The matter settled after lengthy proceedings in the Federal Court, with RI Advice eventually accepting that it had in fact breached its obligations. Rofe J accepted the parties’ agreed position and ordered that RI Advice:

  • engage an IT cybersecurity expert to consult and implement a better system of controls and risk management (which is likely to cost in the millions of dollars); and
  • pay ASIC’s legal fees, fixed at $750,000 (as well as RI Advice having to pay its own legal costs).

Importantly, the principles guiding the Court’s decision likely extend to all professional services firms who collect, use and store sensitive client information, not just holders of AFSLs.
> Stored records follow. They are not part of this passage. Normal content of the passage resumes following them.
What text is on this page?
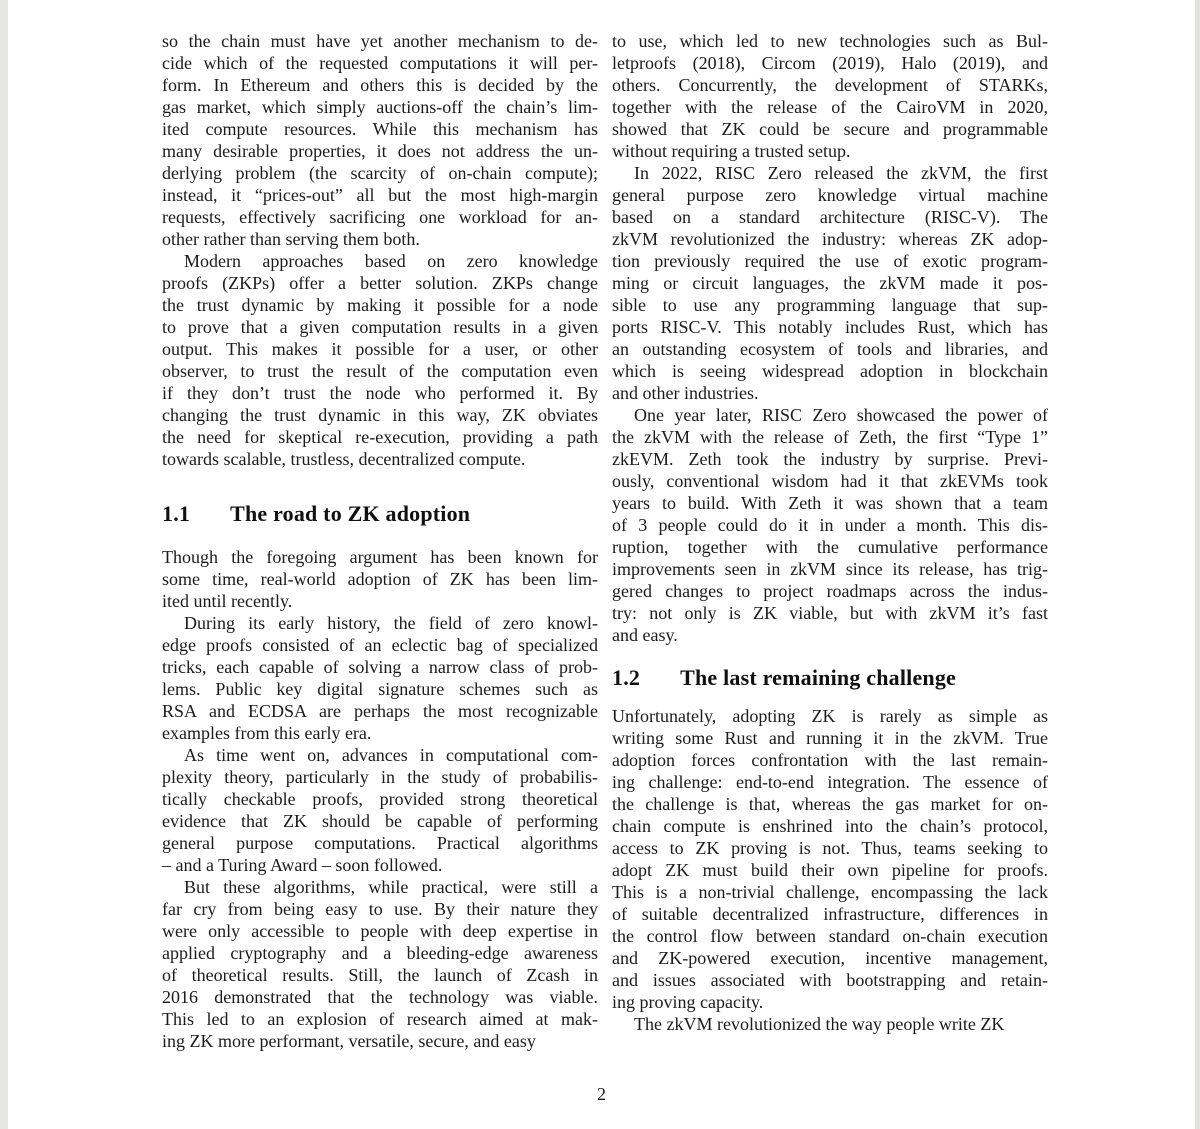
so the chain must have yet another mechanism to de-
cide which of the requested computations it will per-
form. In Ethereum and others this is decided by the
gas market, which simply auctions-off the chain’s lim-
ited compute resources. While this mechanism has
many desirable properties, it does not address the un-
derlying problem (the scarcity of on-chain compute);
instead, it “prices-out” all but the most high-margin
requests, effectively sacrificing one workload for an-
other rather than serving them both.
Modern approaches based on zero knowledge
proofs (ZKPs) offer a better solution. ZKPs change
the trust dynamic by making it possible for a node
to prove that a given computation results in a given
output. This makes it possible for a user, or other
observer, to trust the result of the computation even
if they don’t trust the node who performed it. By
changing the trust dynamic in this way, ZK obviates
the need for skeptical re-execution, providing a path
towards scalable, trustless, decentralized compute.
1.1 The road to ZK adoption
Though the foregoing argument has been known for
some time, real-world adoption of ZK has been lim-
ited until recently.
During its early history, the field of zero knowl-
edge proofs consisted of an eclectic bag of specialized
tricks, each capable of solving a narrow class of prob-
lems. Public key digital signature schemes such as
RSA and ECDSA are perhaps the most recognizable
examples from this early era.
As time went on, advances in computational com-
plexity theory, particularly in the study of probabilis-
tically checkable proofs, provided strong theoretical
evidence that ZK should be capable of performing
general purpose computations. Practical algorithms
– and a Turing Award – soon followed.
But these algorithms, while practical, were still a
far cry from being easy to use. By their nature they
were only accessible to people with deep expertise in
applied cryptography and a bleeding-edge awareness
of theoretical results. Still, the launch of Zcash in
2016 demonstrated that the technology was viable.
This led to an explosion of research aimed at mak-
ing ZK more performant, versatile, secure, and easy
to use, which led to new technologies such as Bul-
letproofs (2018), Circom (2019), Halo (2019), and
others. Concurrently, the development of STARKs,
together with the release of the CairoVM in 2020,
showed that ZK could be secure and programmable
without requiring a trusted setup.
In 2022, RISC Zero released the zkVM, the first
general purpose zero knowledge virtual machine
based on a standard architecture (RISC-V). The
zkVM revolutionized the industry: whereas ZK adop-
tion previously required the use of exotic program-
ming or circuit languages, the zkVM made it pos-
sible to use any programming language that sup-
ports RISC-V. This notably includes Rust, which has
an outstanding ecosystem of tools and libraries, and
which is seeing widespread adoption in blockchain
and other industries.
One year later, RISC Zero showcased the power of
the zkVM with the release of Zeth, the first “Type 1”
zkEVM. Zeth took the industry by surprise. Previ-
ously, conventional wisdom had it that zkEVMs took
years to build. With Zeth it was shown that a team
of 3 people could do it in under a month. This dis-
ruption, together with the cumulative performance
improvements seen in zkVM since its release, has trig-
gered changes to project roadmaps across the indus-
try: not only is ZK viable, but with zkVM it’s fast
and easy.
1.2 The last remaining challenge
Unfortunately, adopting ZK is rarely as simple as
writing some Rust and running it in the zkVM. True
adoption forces confrontation with the last remain-
ing challenge: end-to-end integration. The essence of
the challenge is that, whereas the gas market for on-
chain compute is enshrined into the chain’s protocol,
access to ZK proving is not. Thus, teams seeking to
adopt ZK must build their own pipeline for proofs.
This is a non-trivial challenge, encompassing the lack
of suitable decentralized infrastructure, differences in
the control flow between standard on-chain execution
and ZK-powered execution, incentive management,
and issues associated with bootstrapping and retain-
ing proving capacity.
The zkVM revolutionized the way people write ZK
2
The cybersecurity incidents

The specific incidents giving rise to the proceedings included the following:

  • an authorised representative’s email account was hacked, with five clients receiving a fraudulent email urging the transfer of funds and one client making transfers totalling some $50,000;
  • a third-party website provider engaged by an authorised representative was hacked, resulting in a fake home page being placed on their website;
  • a client received an email requesting money from a fraudster posing as an employee of an authorised representative;
  • an authorised representative’s main reception computer was subject to ransomware delivered by email, making certain files inaccessible;
  • an authorised representative’s server was hacked and resulted in files containing the personal information of some 220 clients being held for ransom and ultimately not recoverable;
  • an unknown malicious agent gained unauthorised access to an authorised representative’s server that housed the personal information of several thousand clients;
  • an unknown person sent a fraudulent email to an authorised representative’s bookkeeper requesting a bank transfer; and
  • an authorised representative’s employee’s email address was hacked and sent phishing emails to over 150 clients.

Admitted breaches

RI Advice admitted that its authorised representatives’ cybersecurity risk management systems were insufficient and deficient in the following respects:

  • computer systems which did not have up-to-date antivirus software installed and operating;
  • no filtering or quarantining of emails;
  • no backup systems in place, or backups not being performed; and
  • poor password practices, including sharing of passwords between employees, use of default passwords, passwords and other security details being held in easily accessible places or being known by third parties.

Key take-aways

  1. Adequate risk management: Businesses are on notice that costly legal penalties can apply failing to maintain proper cybersecurity risk management systems. Although this decision was specific to the conduct of an AFSL holder, it illustrates the standard of risk management to which professional services firms will be held to in protecting the highly commercially sensitive information of their clients.
  2. Responsiveness to cybersecurity risks: An aggravating feature of RI Advice’s conduct as found by the Court was its delay in implementing proper cybersecurity protective measures after identifying security breaches. Once a cybersecurity breach is identified, remedial action must be adopted at the earliest opportunity, otherwise businesses may face harsher legal penalties.
  3. Liability for third parties: It was not considered a mitigating factor that the cybersecurity incidents arose as a result of conduct by RI Advice’s authorised representatives, rather than RI Advice’s own conduct. Businesses therefore should diligently ensure that their agents and representatives have in place and observe any appropriate cybersecurity measures and policies.

Conclusion

The Court’s decision, as well as ASIC’s decision to pursue RI Advice, shines a light on the importance of adequate cybersecurity protection, which is especially so for businesses that deal with confidential client or financial information regularly or have some other form of professional obligations.